Our last post discussed Brandon v. Cox. The basic question in Brandon was whether an appellant had preserved an argument for appeal by raising it in a motion to reconsider that she filed but did not notice for hearing.

The Supreme Court of Virginia held that she hadn’t, which seems like a reasonable ruling . . .

. . . except that, as several readers(including Josh in the comments) have pointed out, I missed a step in the analysis: Rule 4:15(d) provides that “Oral argument on a motion for reconsideration . . . shall be heard orally only at the request of the court.”

In other words, under the terms of the Rule, Brandon couldn’t have brought her motion to reconsider on for a hearing.

Brandon has filed a petition for rehearing raising this argument. While I can see both sides of the issue, I have a definite opinion about how the petition for rehearing should be resolved.

Much as it pains me, I will keep that opinion to myself while the case is pending. Monday-morning quarterbacking is one thing, but I wouldn’t feel right commenting on an ongoing appeal.
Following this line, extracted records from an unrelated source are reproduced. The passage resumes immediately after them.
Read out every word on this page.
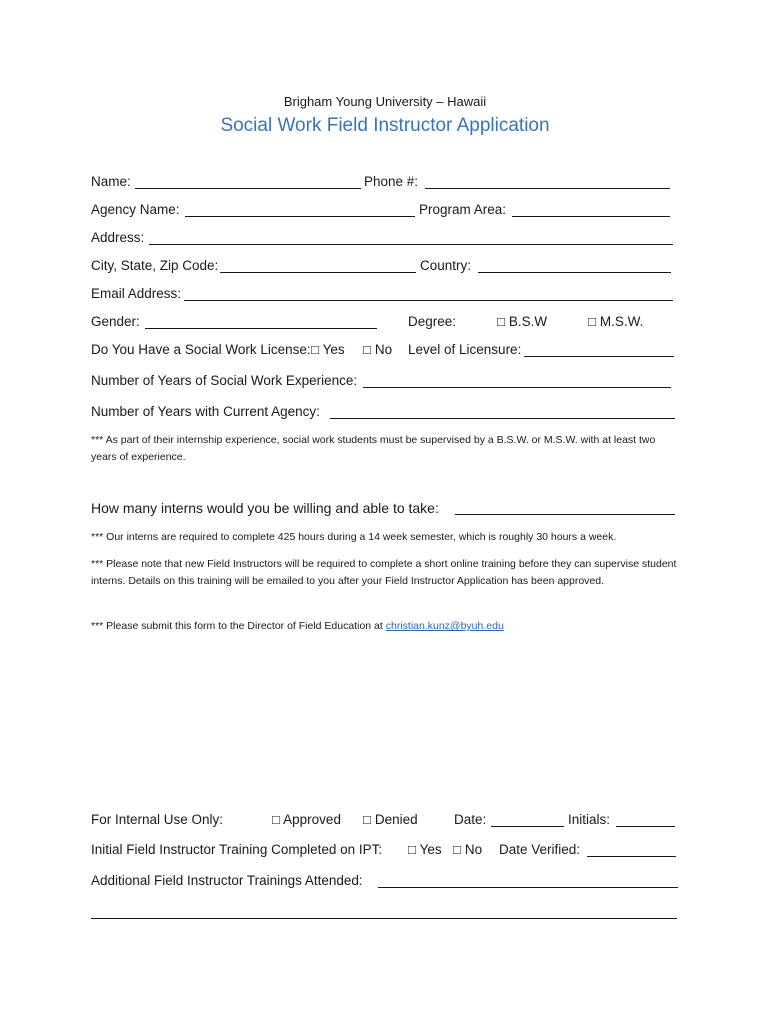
Brigham Young University – Hawaii
Social Work Field Instructor Application
Name:	Phone #:
Agency Name:	Program Area:
Address:
City, State, Zip Code:	Country:
Email Address:
Gender:	Degree:	□ B.S.W	□ M.S.W.
Do You Have a Social Work License: □ Yes □ No Level of Licensure:
Number of Years of Social Work Experience:
Number of Years with Current Agency:
*** As part of their internship experience, social work students must be supervised by a B.S.W. or M.S.W. with at least two years of experience.
How many interns would you be willing and able to take:
*** Our interns are required to complete 425 hours during a 14 week semester, which is roughly 30 hours a week.
*** Please note that new Field Instructors will be required to complete a short online training before they can supervise student interns. Details on this training will be emailed to you after your Field Instructor Application has been approved.
*** Please submit this form to the Director of Field Education at christian.kunz@byuh.edu
For Internal Use Only:	□ Approved □ Denied	Date:	Initials:
Initial Field Instructor Training Completed on IPT: □ Yes □ No Date Verified:
Additional Field Instructor Trainings Attended:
After all, I wouldn’t appreciate it if someone commented on my arguments (or my opponents) while the Court was still deliberating.
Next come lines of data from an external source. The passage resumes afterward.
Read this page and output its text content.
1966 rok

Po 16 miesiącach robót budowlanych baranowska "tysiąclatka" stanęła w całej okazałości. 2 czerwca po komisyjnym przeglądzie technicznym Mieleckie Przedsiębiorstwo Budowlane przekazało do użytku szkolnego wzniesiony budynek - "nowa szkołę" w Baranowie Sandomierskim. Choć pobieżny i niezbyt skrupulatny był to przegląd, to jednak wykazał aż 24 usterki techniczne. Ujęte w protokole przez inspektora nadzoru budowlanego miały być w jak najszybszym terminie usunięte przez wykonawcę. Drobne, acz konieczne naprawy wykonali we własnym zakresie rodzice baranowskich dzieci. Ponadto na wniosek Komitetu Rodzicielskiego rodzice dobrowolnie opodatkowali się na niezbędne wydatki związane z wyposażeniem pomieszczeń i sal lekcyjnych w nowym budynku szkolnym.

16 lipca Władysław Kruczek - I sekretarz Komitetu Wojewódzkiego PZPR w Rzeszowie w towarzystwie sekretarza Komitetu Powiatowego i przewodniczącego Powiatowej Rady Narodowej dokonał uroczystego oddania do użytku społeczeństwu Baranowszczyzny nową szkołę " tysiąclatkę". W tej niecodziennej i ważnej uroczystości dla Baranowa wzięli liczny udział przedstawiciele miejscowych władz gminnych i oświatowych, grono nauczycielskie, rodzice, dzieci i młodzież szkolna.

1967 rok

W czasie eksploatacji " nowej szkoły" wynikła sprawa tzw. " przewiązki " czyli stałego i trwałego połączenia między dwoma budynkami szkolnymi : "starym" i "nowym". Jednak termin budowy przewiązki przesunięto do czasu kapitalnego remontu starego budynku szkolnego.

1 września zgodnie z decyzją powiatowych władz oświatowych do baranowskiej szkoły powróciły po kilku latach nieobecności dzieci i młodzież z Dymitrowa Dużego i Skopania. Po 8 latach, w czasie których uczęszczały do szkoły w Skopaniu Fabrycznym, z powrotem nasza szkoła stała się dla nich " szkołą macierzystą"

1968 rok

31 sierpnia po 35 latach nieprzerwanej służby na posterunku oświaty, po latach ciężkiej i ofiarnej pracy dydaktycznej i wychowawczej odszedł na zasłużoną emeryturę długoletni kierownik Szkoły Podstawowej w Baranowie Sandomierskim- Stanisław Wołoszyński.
(And as a cynical practical matter, it’s much easier to critique arguments after the opinion comes down, when you have the benefit of hindsight.)

As a sidenote, the petition for rehearing does raise an interesting point about how practices differ across the state. I’ll admit that I’d completely forgotten about Rule 4:15(d)’s limitation on oral argument. I’m pretty sure that I’ve violated it at one point or another, and I’ve certainly seen other lawyers do so.
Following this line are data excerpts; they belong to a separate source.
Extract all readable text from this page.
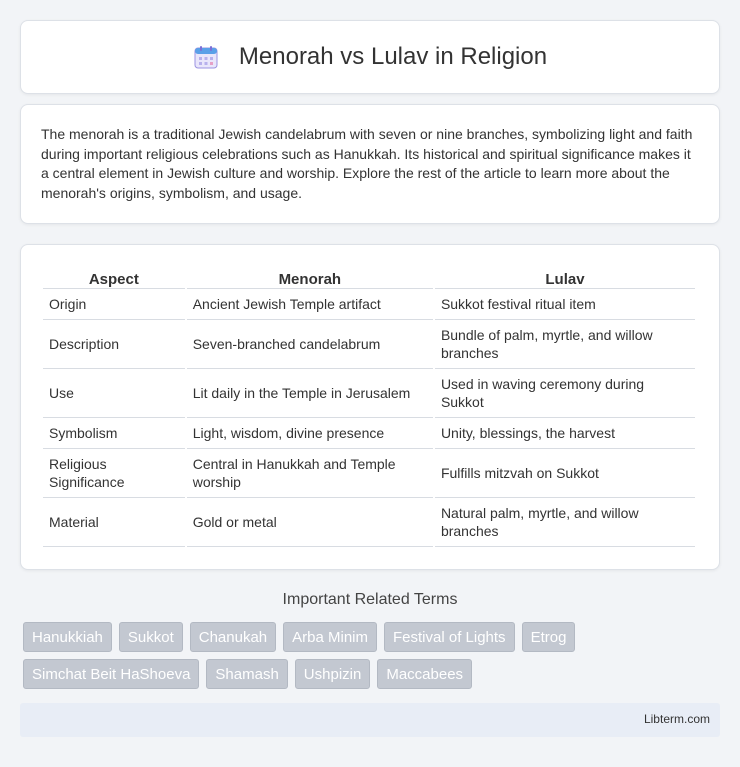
Menorah vs Lulav in Religion

The menorah is a traditional Jewish candelabrum with seven or nine branches, symbolizing light and faith during important religious celebrations such as Hanukkah. Its historical and spiritual significance makes it a central element in Jewish culture and worship. Explore the rest of the article to learn more about the menorah's origins, symbolism, and usage.

Aspect	Menorah	Lulav
Origin	Ancient Jewish Temple artifact	Sukkot festival ritual item
Description	Seven-branched candelabrum	Bundle of palm, myrtle, and willow branches
Use	Lit daily in the Temple in Jerusalem	Used in waving ceremony during Sukkot
Symbolism	Light, wisdom, divine presence	Unity, blessings, the harvest
Religious Significance	Central in Hanukkah and Temple worship	Fulfills mitzvah on Sukkot
Material	Gold or metal	Natural palm, myrtle, and willow branches
Important Related Terms
Hanukkiah	Sukkot	Chanukah	Arba Minim	Festival of Lights	Etrog
Simchat Beit HaShoeva	Shamash	Ushpizin	Maccabees
Libterm.com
The provision limiting oral argument and with Rule 4:15(c)’s page limits for briefs seem to be more honored in the breach in some of the courts where I practice. On the other hand, judges around here take the reasonable-effort-to-confer provision quite seriously. Based on some of the stuff I’ve received from out-of-town lawyers, I suspect that judges in other jurisdictions may overlook that requirement.

Somewhere in there, you could probably find an argument about the importance of applying rules uniformly and as they are written. But as a confessed (if unwitting) rule-breaker, I’m hardly the person to make that point.